Text VP Tree

Text VP Tree

A vantage-point tree is a data structure that takes advantage of the spatial distribution of data and lets allows for faster searching through the data by lowering the amount of comparisons that need to be made. Consider the traditional example of phonological neighborhood density calculation. The code would be written to compare each item to all the other items. For $n$ items, there would be $n-1$ comparisons. So, to calculate the phonological neighborhood density for each item in a given corpus, there would need to be $n \times (n-1)\, = \, n^2-n$ comparisons. This is a lot of comparisons!

With a vantage-point tree, however, we might get an average of only needing $log_2(n)$ comparisons per query because of the way the data are organized.
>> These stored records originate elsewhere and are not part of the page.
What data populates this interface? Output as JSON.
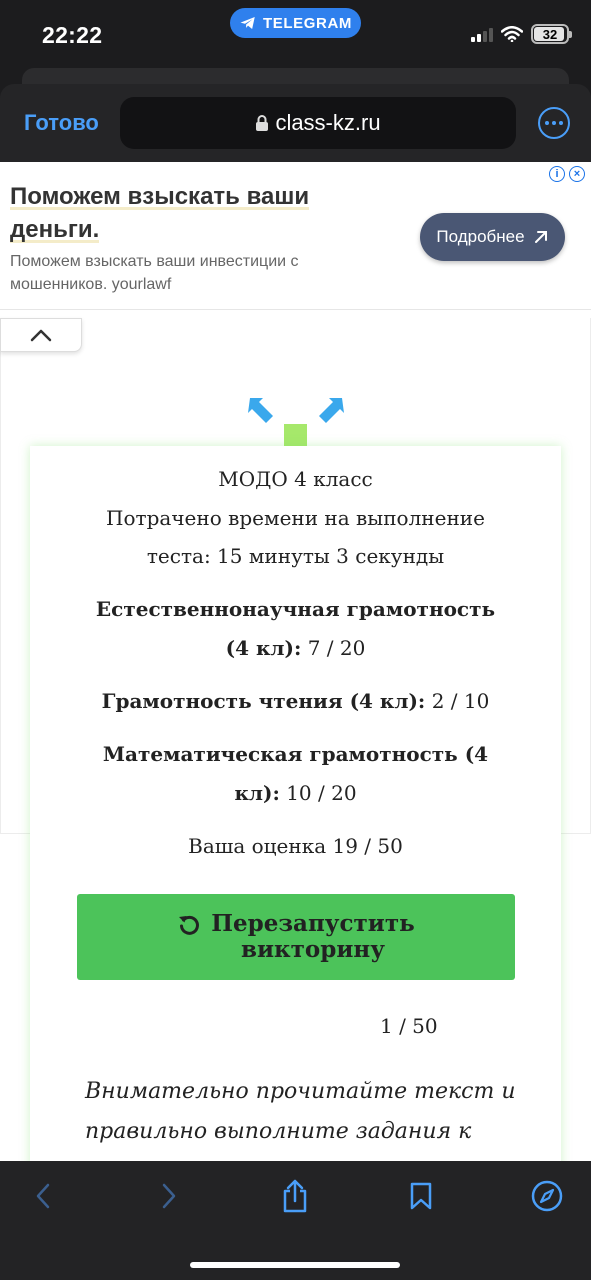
{
  "status_bar": {
    "time": "22:22",
    "telegram_label": "TELEGRAM",
    "battery": "32"
  },
  "browser": {
    "done_label": "Готово",
    "url": "class-kz.ru"
  },
  "ad": {
    "title_line1": "Поможем взыскать ваши",
    "title_line2": "деньги.",
    "text": "Поможем взыскать ваши инвестиции с мошенников. yourlawf",
    "button_label": "Подробнее"
  },
  "quiz": {
    "title": "МОДО 4 класс",
    "time_line1": "Потрачено времени на выполнение",
    "time_line2": "теста: 15 минуты 3 секунды",
    "sections": [
      {
        "name_line1": "Естественнонаучная грамотность",
        "name_line2": "(4 кл):",
        "score": "7 / 20"
      },
      {
        "name": "Грамотность чтения (4 кл):",
        "score": "2 / 10"
      },
      {
        "name_line1": "Математическая грамотность (4",
        "name_line2": "кл):",
        "score": "10 / 20"
      }
    ],
    "total": "Ваша оценка 19 / 50",
    "restart_line1": "Перезапустить",
    "restart_line2": "викторину",
    "counter": "1 / 50",
    "instruction_line1": "Внимательно прочитайте текст и",
    "instruction_line2": "правильно выполните задания к"
  },
  "colors": {
    "accent_blue": "#4a9ef8",
    "restart_green": "#4cc35a",
    "telegram": "#2f80ed",
    "ad_button": "#4a5774"
  }
}
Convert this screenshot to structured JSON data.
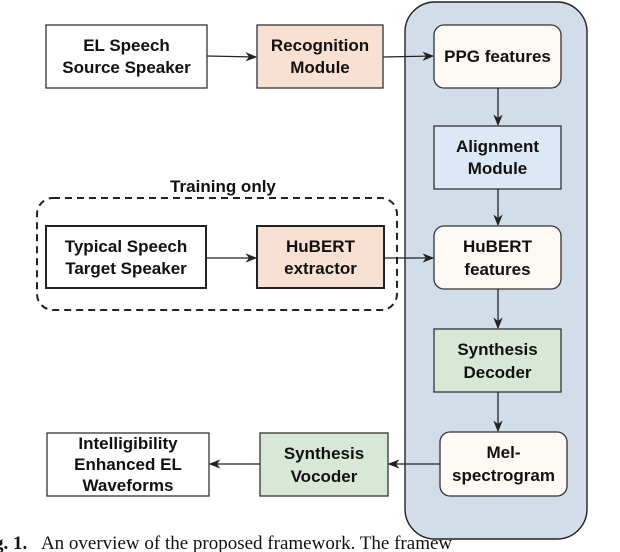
{
  "diagram": {
    "colors": {
      "container": "#d1dde8",
      "feature_box": "#fdf9f5",
      "alignment_box": "#dce8f5",
      "recognition_box": "#f8e0d2",
      "synthesis_box": "#d8e8d6",
      "plain_box": "#ffffff",
      "stroke": "#222222"
    },
    "training_label": "Training only",
    "nodes": {
      "el_speech": [
        "EL Speech",
        "Source Speaker"
      ],
      "recognition": [
        "Recognition",
        "Module"
      ],
      "ppg": [
        "PPG features"
      ],
      "alignment": [
        "Alignment",
        "Module"
      ],
      "typical_speech": [
        "Typical Speech",
        "Target Speaker"
      ],
      "hubert_extractor": [
        "HuBERT",
        "extractor"
      ],
      "hubert_features": [
        "HuBERT",
        "features"
      ],
      "synthesis_decoder": [
        "Synthesis",
        "Decoder"
      ],
      "mel": [
        "Mel-",
        "spectrogram"
      ],
      "synthesis_vocoder": [
        "Synthesis",
        "Vocoder"
      ],
      "output": [
        "Intelligibility",
        "Enhanced EL",
        "Waveforms"
      ]
    },
    "edges": [
      [
        "el_speech",
        "recognition"
      ],
      [
        "recognition",
        "ppg"
      ],
      [
        "ppg",
        "alignment"
      ],
      [
        "alignment",
        "hubert_features"
      ],
      [
        "typical_speech",
        "hubert_extractor"
      ],
      [
        "hubert_extractor",
        "hubert_features"
      ],
      [
        "hubert_features",
        "synthesis_decoder"
      ],
      [
        "synthesis_decoder",
        "mel"
      ],
      [
        "mel",
        "synthesis_vocoder"
      ],
      [
        "synthesis_vocoder",
        "output"
      ]
    ]
  },
  "caption": {
    "prefix": "g. 1.",
    "text": "An overview of the proposed framework.  The framew"
  }
}
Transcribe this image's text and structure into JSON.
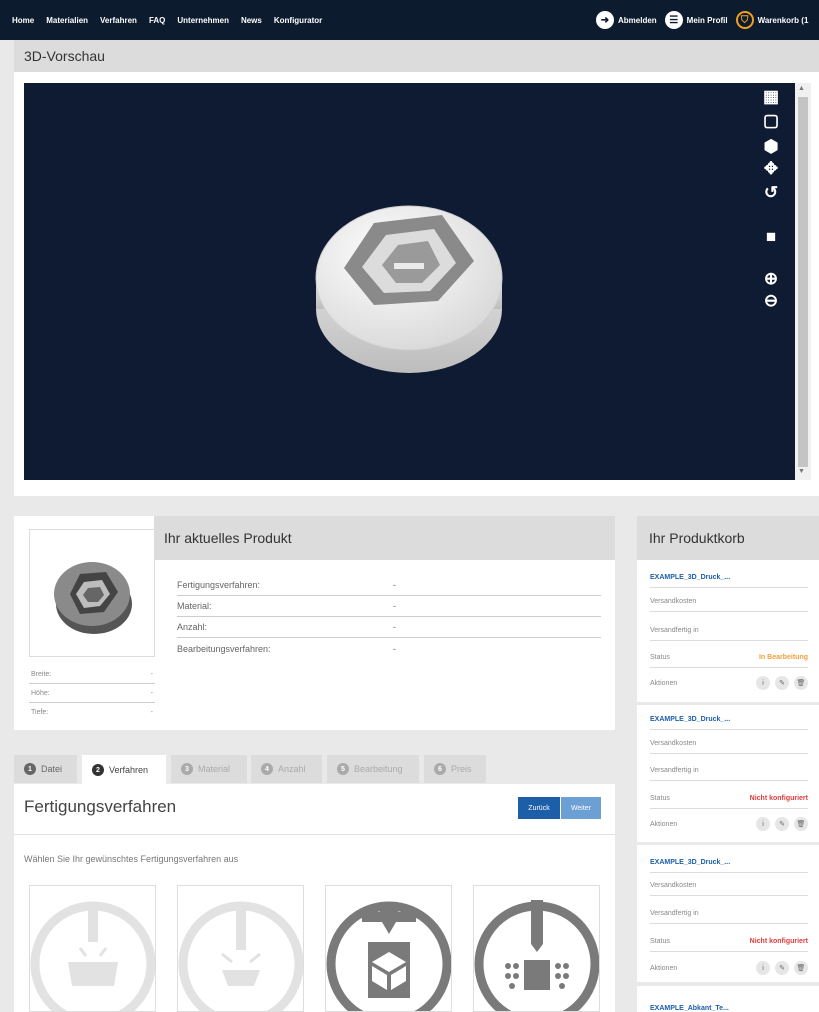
{
  "nav": {
    "items": [
      "Home",
      "Materialien",
      "Verfahren",
      "FAQ",
      "Unternehmen",
      "News",
      "Konfigurator"
    ],
    "logout": "Abmelden",
    "profile": "Mein Profil",
    "cart": "Warenkorb (1"
  },
  "preview": {
    "title": "3D-Vorschau"
  },
  "product": {
    "title": "Ihr aktuelles Produkt",
    "rows": [
      {
        "label": "Fertigungsverfahren:",
        "value": "-"
      },
      {
        "label": "Material:",
        "value": "-"
      },
      {
        "label": "Anzahl:",
        "value": "-"
      },
      {
        "label": "Bearbeitungsverfahren:",
        "value": "-"
      }
    ],
    "dims": [
      {
        "label": "Breite:",
        "value": "-"
      },
      {
        "label": "Höhe:",
        "value": "-"
      },
      {
        "label": "Tiefe:",
        "value": "-"
      }
    ]
  },
  "tabs": [
    {
      "num": "1",
      "label": "Datei"
    },
    {
      "num": "2",
      "label": "Verfahren"
    },
    {
      "num": "3",
      "label": "Material"
    },
    {
      "num": "4",
      "label": "Anzahl"
    },
    {
      "num": "5",
      "label": "Bearbeitung"
    },
    {
      "num": "6",
      "label": "Preis"
    }
  ],
  "process": {
    "title": "Fertigungsverfahren",
    "back": "Zurück",
    "next": "Weiter",
    "hint": "Wählen Sie Ihr gewünschtes Fertigungsverfahren aus"
  },
  "cart": {
    "title": "Ihr Produktkorb",
    "items": [
      {
        "name": "EXAMPLE_3D_Druck_...",
        "shipping": "Versandkosten",
        "ready": "Versandfertig in",
        "status_label": "Status",
        "status": "In Bearbeitung",
        "status_color": "#f0a040",
        "actions": "Aktionen"
      },
      {
        "name": "EXAMPLE_3D_Druck_...",
        "shipping": "Versandkosten",
        "ready": "Versandfertig in",
        "status_label": "Status",
        "status": "Nicht konfiguriert",
        "status_color": "#e03c3c",
        "actions": "Aktionen"
      },
      {
        "name": "EXAMPLE_3D_Druck_...",
        "shipping": "Versandkosten",
        "ready": "Versandfertig in",
        "status_label": "Status",
        "status": "Nicht konfiguriert",
        "status_color": "#e03c3c",
        "actions": "Aktionen"
      }
    ],
    "last": "EXAMPLE_Abkant_Te..."
  },
  "colors": {
    "accent_blue": "#1c5fa8",
    "nav_bg": "#0d1b2e",
    "viewer_bg": "#0f1b33"
  }
}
This means we would only need $n \times log_2(n)$ comparisons in total, which can be substantially lower than $n^2-n$ for larger corpora.

This impelentation is based on the description by Samet (2006).

Function documentation

TextVPTree(items::Array, d::Function)

Outer constructor for a TextVPTree. Takes in an array of items items and a distance function d and proceeds to build a vantage-point tree from them.

source
radiusSearch(tree::TextVPTree, query, epsilon)

Performs a search for all items in a VP tree tree that are within a radius epsilon from a query query.

Returns

A Vector of items that are within the given radius epsilon

source
nneighbors(tree::TextVPTree, query, n)

Find the n nearest neighbors in a VP tree tree to a given query query.

Returns

  • A PriorityQueue of items where the keys are the items themselves and the

values are the distances from the items to query; the PriorityQueue is defined such that small values have higher priorities than large ones

source

References

Samet, H. (2006). Foundations of multidimensional and metric data structures. San Francisco, California: Morgan Kaufmann.